Un mécanisme de terrorisme iranien ciblant des responsables israéliens de haut rang a été mis au jour

Un mécanisme de terrorisme iranien planifiant des attentats contre des responsables israéliens de haut rang a été mis au jour, selon des informations révélées dans les médias israéliens. La structure de ce réseau, opérant sous couverture et à travers des intermédiaires étrangers, illustre la profondeur de la stratégie iranienne visant à frapper Israël loin des champs de bataille conventionnels.

Au cœur de ce dispositif se trouve une logique bien rodée : jamais de lien direct avec Téhéran. Le mécanisme iranien s’appuie sur un cloisonnement strict entre les différents maillons de la chaîne opérationnelle.
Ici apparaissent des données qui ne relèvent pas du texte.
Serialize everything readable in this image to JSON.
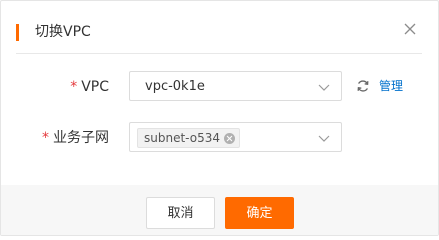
{
  "dialog": {
    "title": "切换VPC",
    "accent_color": "#ff6a00",
    "close_icon": "close-icon"
  },
  "form": {
    "vpc": {
      "required_mark": "*",
      "label": "VPC",
      "value": "vpc-0k1e",
      "refresh_icon": "refresh-icon",
      "manage_link": "管理"
    },
    "subnet": {
      "required_mark": "*",
      "label": "业务子网",
      "selected_tags": [
        "subnet-o534"
      ]
    }
  },
  "footer": {
    "cancel_label": "取消",
    "ok_label": "确定"
  },
  "colors": {
    "primary": "#ff6a00",
    "link": "#0070cc",
    "required": "#e4393c"
  }
}
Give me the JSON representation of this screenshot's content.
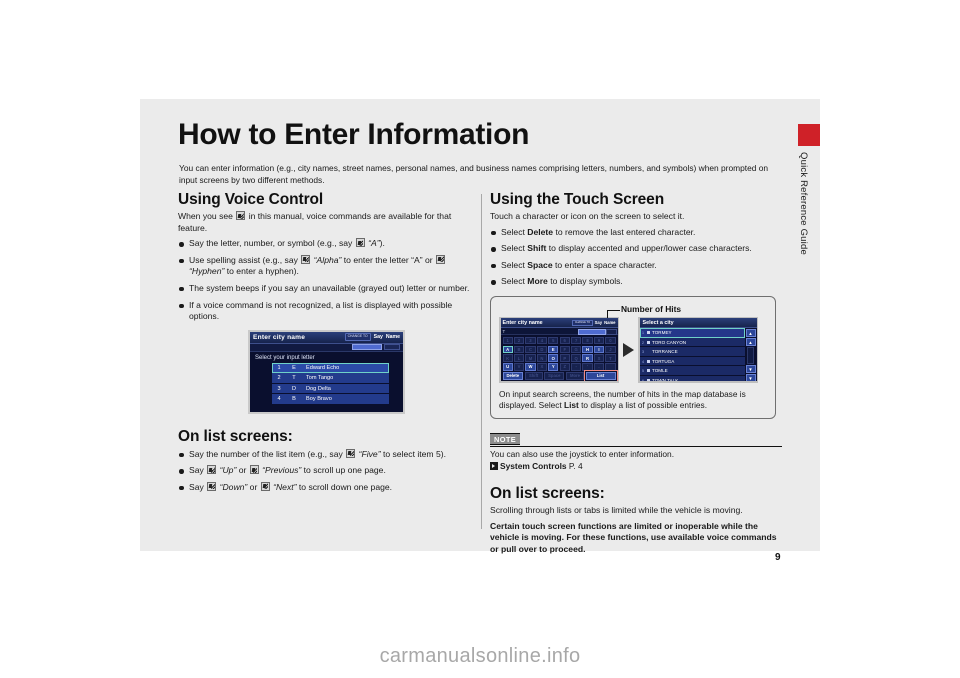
{
  "sheet": {
    "page_number": "9",
    "side_tab_label": "Quick Reference Guide",
    "side_tab_color": "#cf2128",
    "background": "#ebebeb"
  },
  "title": "How to Enter Information",
  "intro": "You can enter information (e.g., city names, street names, personal names, and business names comprising letters, numbers, and symbols) when prompted on input screens by two different methods.",
  "left_column": {
    "heading": "Using Voice Control",
    "lead_part1": "When you see",
    "lead_part2": "in this manual, voice commands are available for that feature.",
    "bullets": [
      {
        "segments": [
          {
            "type": "text",
            "value": "Say the letter, number, or symbol (e.g., say "
          },
          {
            "type": "icon",
            "value": "voice-icon"
          },
          {
            "type": "italic",
            "value": " “A”"
          },
          {
            "type": "text",
            "value": ")."
          }
        ]
      },
      {
        "segments": [
          {
            "type": "text",
            "value": "Use spelling assist (e.g., say "
          },
          {
            "type": "icon",
            "value": "voice-icon"
          },
          {
            "type": "italic",
            "value": " “Alpha”"
          },
          {
            "type": "text",
            "value": " to enter the letter “A” or "
          },
          {
            "type": "icon",
            "value": "voice-icon"
          },
          {
            "type": "italic",
            "value": " “Hyphen”"
          },
          {
            "type": "text",
            "value": " to enter a hyphen)."
          }
        ]
      },
      {
        "segments": [
          {
            "type": "text",
            "value": "The system beeps if you say an unavailable (grayed out) letter or number."
          }
        ]
      },
      {
        "segments": [
          {
            "type": "text",
            "value": "If a voice command is not recognized, a list is displayed with possible options."
          }
        ]
      }
    ],
    "list_heading": "On list screens:",
    "list_bullets": [
      {
        "segments": [
          {
            "type": "text",
            "value": "Say the number of the list item (e.g., say "
          },
          {
            "type": "icon",
            "value": "voice-icon"
          },
          {
            "type": "italic",
            "value": " “Five”"
          },
          {
            "type": "text",
            "value": " to select item 5)."
          }
        ]
      },
      {
        "segments": [
          {
            "type": "text",
            "value": "Say "
          },
          {
            "type": "icon",
            "value": "voice-icon"
          },
          {
            "type": "italic",
            "value": " “Up”"
          },
          {
            "type": "text",
            "value": " or "
          },
          {
            "type": "icon",
            "value": "voice-icon"
          },
          {
            "type": "italic",
            "value": " “Previous”"
          },
          {
            "type": "text",
            "value": " to scroll up one page."
          }
        ]
      },
      {
        "segments": [
          {
            "type": "text",
            "value": "Say "
          },
          {
            "type": "icon",
            "value": "voice-icon"
          },
          {
            "type": "italic",
            "value": " “Down”"
          },
          {
            "type": "text",
            "value": " or "
          },
          {
            "type": "icon",
            "value": "voice-icon"
          },
          {
            "type": "italic",
            "value": " “Next”"
          },
          {
            "type": "text",
            "value": " to scroll down one page."
          }
        ]
      }
    ],
    "nav_screenshot": {
      "header_title": "Enter city name",
      "header_chip": "CHANGE TO",
      "header_buttons": [
        "Say",
        "Name"
      ],
      "instruction": "Select your input letter",
      "rows": [
        {
          "num": "1",
          "letter": "E",
          "word": "Edward Echo",
          "selected": true
        },
        {
          "num": "2",
          "letter": "T",
          "word": "Tom Tango",
          "selected": false
        },
        {
          "num": "3",
          "letter": "D",
          "word": "Dog Delta",
          "selected": false
        },
        {
          "num": "4",
          "letter": "B",
          "word": "Boy Bravo",
          "selected": false
        }
      ]
    }
  },
  "right_column": {
    "heading": "Using the Touch Screen",
    "lead": "Touch a character or icon on the screen to select it.",
    "bullets": [
      {
        "segments": [
          {
            "type": "text",
            "value": "Select "
          },
          {
            "type": "bold",
            "value": "Delete"
          },
          {
            "type": "text",
            "value": " to remove the last entered character."
          }
        ]
      },
      {
        "segments": [
          {
            "type": "text",
            "value": "Select "
          },
          {
            "type": "bold",
            "value": "Shift"
          },
          {
            "type": "text",
            "value": " to display accented and upper/lower case characters."
          }
        ]
      },
      {
        "segments": [
          {
            "type": "text",
            "value": "Select "
          },
          {
            "type": "bold",
            "value": "Space"
          },
          {
            "type": "text",
            "value": " to enter a space character."
          }
        ]
      },
      {
        "segments": [
          {
            "type": "text",
            "value": "Select "
          },
          {
            "type": "bold",
            "value": "More"
          },
          {
            "type": "text",
            "value": " to display symbols."
          }
        ]
      }
    ],
    "figure": {
      "callout_label": "Number of Hits",
      "keyboard_screen": {
        "header_title": "Enter city name",
        "header_chip": "CHANGE TO",
        "header_buttons": [
          "Say",
          "Name"
        ],
        "entered_text": "T",
        "rows": [
          [
            {
              "k": "1",
              "on": false
            },
            {
              "k": "2",
              "on": false
            },
            {
              "k": "3",
              "on": false
            },
            {
              "k": "4",
              "on": false
            },
            {
              "k": "5",
              "on": false
            },
            {
              "k": "6",
              "on": false
            },
            {
              "k": "7",
              "on": false
            },
            {
              "k": "8",
              "on": false
            },
            {
              "k": "9",
              "on": false
            },
            {
              "k": "0",
              "on": false
            }
          ],
          [
            {
              "k": "A",
              "on": true,
              "cursor": true
            },
            {
              "k": "B",
              "on": false
            },
            {
              "k": "C",
              "on": false
            },
            {
              "k": "D",
              "on": false
            },
            {
              "k": "E",
              "on": true
            },
            {
              "k": "F",
              "on": false
            },
            {
              "k": "G",
              "on": false
            },
            {
              "k": "H",
              "on": true
            },
            {
              "k": "I",
              "on": true
            },
            {
              "k": "J",
              "on": false
            }
          ],
          [
            {
              "k": "K",
              "on": false
            },
            {
              "k": "L",
              "on": false
            },
            {
              "k": "M",
              "on": false
            },
            {
              "k": "N",
              "on": false
            },
            {
              "k": "O",
              "on": true
            },
            {
              "k": "P",
              "on": false
            },
            {
              "k": "Q",
              "on": false
            },
            {
              "k": "R",
              "on": true
            },
            {
              "k": "S",
              "on": false
            },
            {
              "k": "T",
              "on": false
            }
          ],
          [
            {
              "k": "U",
              "on": true
            },
            {
              "k": "V",
              "on": false
            },
            {
              "k": "W",
              "on": true
            },
            {
              "k": "X",
              "on": false
            },
            {
              "k": "Y",
              "on": true
            },
            {
              "k": "Z",
              "on": false
            },
            {
              "k": "-",
              "on": false
            },
            {
              "k": "'",
              "on": false
            },
            {
              "k": ".",
              "on": false
            },
            {
              "k": " ",
              "on": false
            }
          ]
        ],
        "bottom_buttons": [
          {
            "label": "Delete",
            "enabled": true,
            "highlight": false
          },
          {
            "label": "Shift",
            "enabled": false,
            "highlight": false
          },
          {
            "label": "Space",
            "enabled": false,
            "highlight": false
          },
          {
            "label": "More",
            "enabled": false,
            "highlight": false
          },
          {
            "label": "List",
            "enabled": true,
            "highlight": true
          }
        ]
      },
      "city_list_screen": {
        "header_title": "Select a city",
        "rows": [
          {
            "n": "1",
            "name": "TORMEY",
            "selected": true,
            "dot": true
          },
          {
            "n": "2",
            "name": "TORO CANYON",
            "selected": false,
            "dot": true
          },
          {
            "n": "3",
            "name": "TORRANCE",
            "selected": false,
            "dot": false
          },
          {
            "n": "4",
            "name": "TORTUGA",
            "selected": false,
            "dot": true
          },
          {
            "n": "5",
            "name": "TOMLE",
            "selected": false,
            "dot": true
          },
          {
            "n": "6",
            "name": "TOWN TALK",
            "selected": false,
            "dot": true
          }
        ],
        "scroll_buttons": [
          "▲",
          "▲",
          "▼",
          "▼"
        ]
      },
      "caption_segments": [
        {
          "type": "text",
          "value": "On input search screens, the number of hits in the map database is displayed. Select "
        },
        {
          "type": "bold",
          "value": "List"
        },
        {
          "type": "text",
          "value": " to display a list of possible entries."
        }
      ]
    },
    "note": {
      "tag": "NOTE",
      "text": "You can also use the joystick to enter information.",
      "reference_label": "System Controls",
      "reference_page": "P. 4"
    },
    "list_heading": "On list screens:",
    "list_text": "Scrolling through lists or tabs is limited while the vehicle is moving.",
    "list_text_bold": "Certain touch screen functions are limited or inoperable while the vehicle is moving. For these functions, use available voice commands or pull over to proceed."
  },
  "watermark": "carmanualsonline.info"
}
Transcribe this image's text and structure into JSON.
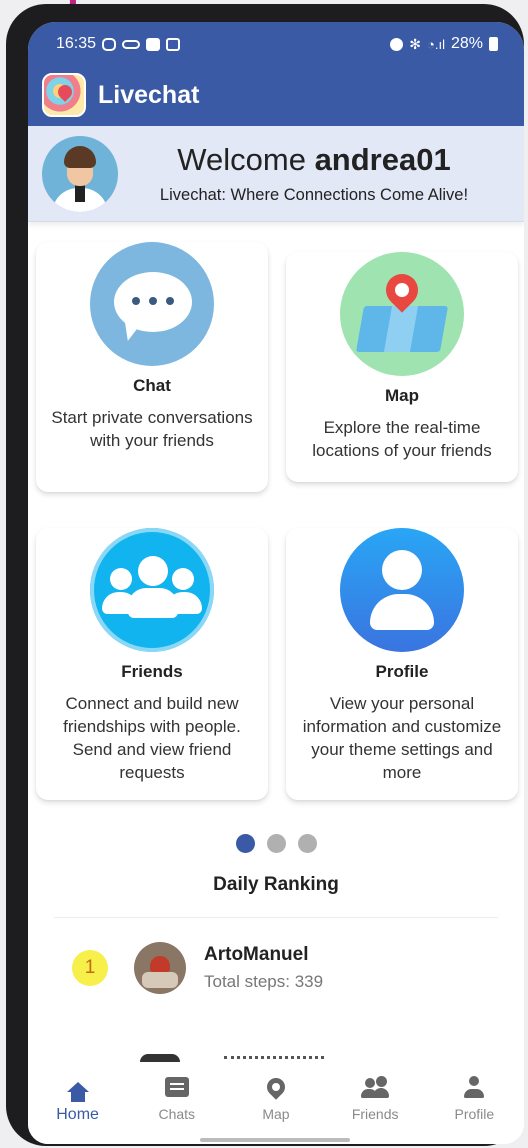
{
  "status_bar": {
    "time": "16:35",
    "battery": "28%"
  },
  "app_bar": {
    "title": "Livechat"
  },
  "welcome": {
    "greeting": "Welcome",
    "username": "andrea01",
    "tagline": "Livechat: Where Connections Come Alive!"
  },
  "cards": {
    "chat": {
      "title": "Chat",
      "description": "Start private conversations with your friends"
    },
    "map": {
      "title": "Map",
      "description": "Explore the real-time locations of your friends"
    },
    "friends": {
      "title": "Friends",
      "description": "Connect and build new friendships with people. Send and view friend requests"
    },
    "profile": {
      "title": "Profile",
      "description": "View your personal information and customize your theme settings and more"
    }
  },
  "pager": {
    "active_page": 1,
    "total_pages": 3
  },
  "ranking": {
    "title": "Daily Ranking",
    "entries": [
      {
        "rank": "1",
        "name": "ArtoManuel",
        "steps": "Total steps: 339"
      }
    ]
  },
  "bottom_nav": {
    "items": [
      {
        "label": "Home",
        "icon": "home-icon"
      },
      {
        "label": "Chats",
        "icon": "chat-bubble-icon"
      },
      {
        "label": "Map",
        "icon": "map-pin-icon"
      },
      {
        "label": "Friends",
        "icon": "people-icon"
      },
      {
        "label": "Profile",
        "icon": "person-icon"
      }
    ]
  },
  "colors": {
    "primary": "#3a5aa6",
    "welcome_bg": "#e2e8f6",
    "rank_badge": "#f7ef4a",
    "inactive_nav": "#8a8a8a"
  }
}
Chaque acteur ne connaît que sa propre mission. Les agents recrutés sont majoritairement d’origine non iranienne — Afghans, ressortissants de pays tiers — de façon à brouiller les pistes en cas d’arrestation et à préserver ce que les services de renseignement appellent le « déni plausible » de Téhéran.

Une doctrine de terrorisme sans empreinte

Cette stratégie n’est pas nouvelle, mais elle a pris une dimension inédite depuis les événements du 7 octobre 2023. Selon des sources sécuritaires israéliennes, l’Iran a levé tous les freins et lancé un effort massif pour multiplier les attentats contre des Israéliens et des Juifs partout dans le monde, en faisant du terrorisme à l’étranger un volet à part entière de sa guerre contre Israël — un front parallèle qui ne nécessite ni missiles ni affrontement direct.

Le mécanisme exposé utilise plusieurs méthodes : recrutement de criminels locaux dans différents pays, financement via des canaux opaques, collecte de renseignements sur les cibles, et planification d’opérations pouvant aller de la surveillance à l’élimination physique. Les communications passent par des applications chiffrées, les rencontres en face à face sont réduites au strict minimum, et les transferts d’argent empruntent des circuits difficiles à tracer.

Des tentatives d’attentats liées à ce type de structure avaient déjà été déjouées en Grèce, en Australie et en Allemagne au cours des dernières années. En Australie, un restaurant casher avait été incendié à Sydney en octobre 2024. En Grèce, la porte d’entrée d’une maison Habad à Athènes avait été la cible d’un incendie criminel. Dans les deux cas, les enquêtes avaient abouti à des arrestations de cellules opérant pour le compte de responsables des Gardiens de la Révolution.

Des cibles de haut rang dans le viseur

Ce qui distingue la révélation actuelle, c’est la nature des cibles visées : non plus seulement des institutions juives ou des touristes israéliens, mais des responsables israéliens identifiés, des personnalités politiques ou militaires. Une escalade qualitative dans l’ambition terroriste iranienne, qui cherche à porter la guerre dans la sphère des décisions israéliennes elles-mêmes.

Les conséquences diplomatiques de ces révélations ne se sont pas fait attendre dans les précédentes affaires similaires : l’Australie avait expulsé l’ambassadeur iranien et l’avait déclaré persona non grata, tandis que l’Allemagne avait convoqué son ambassadeur pour un rappel à l’ordre. Ces mesures, présentées comme un signal de tolérance zéro, témoignent de la gravité avec laquelle les démocraties occidentales commencent à traiter la menace du terrorisme iranien sur leur sol.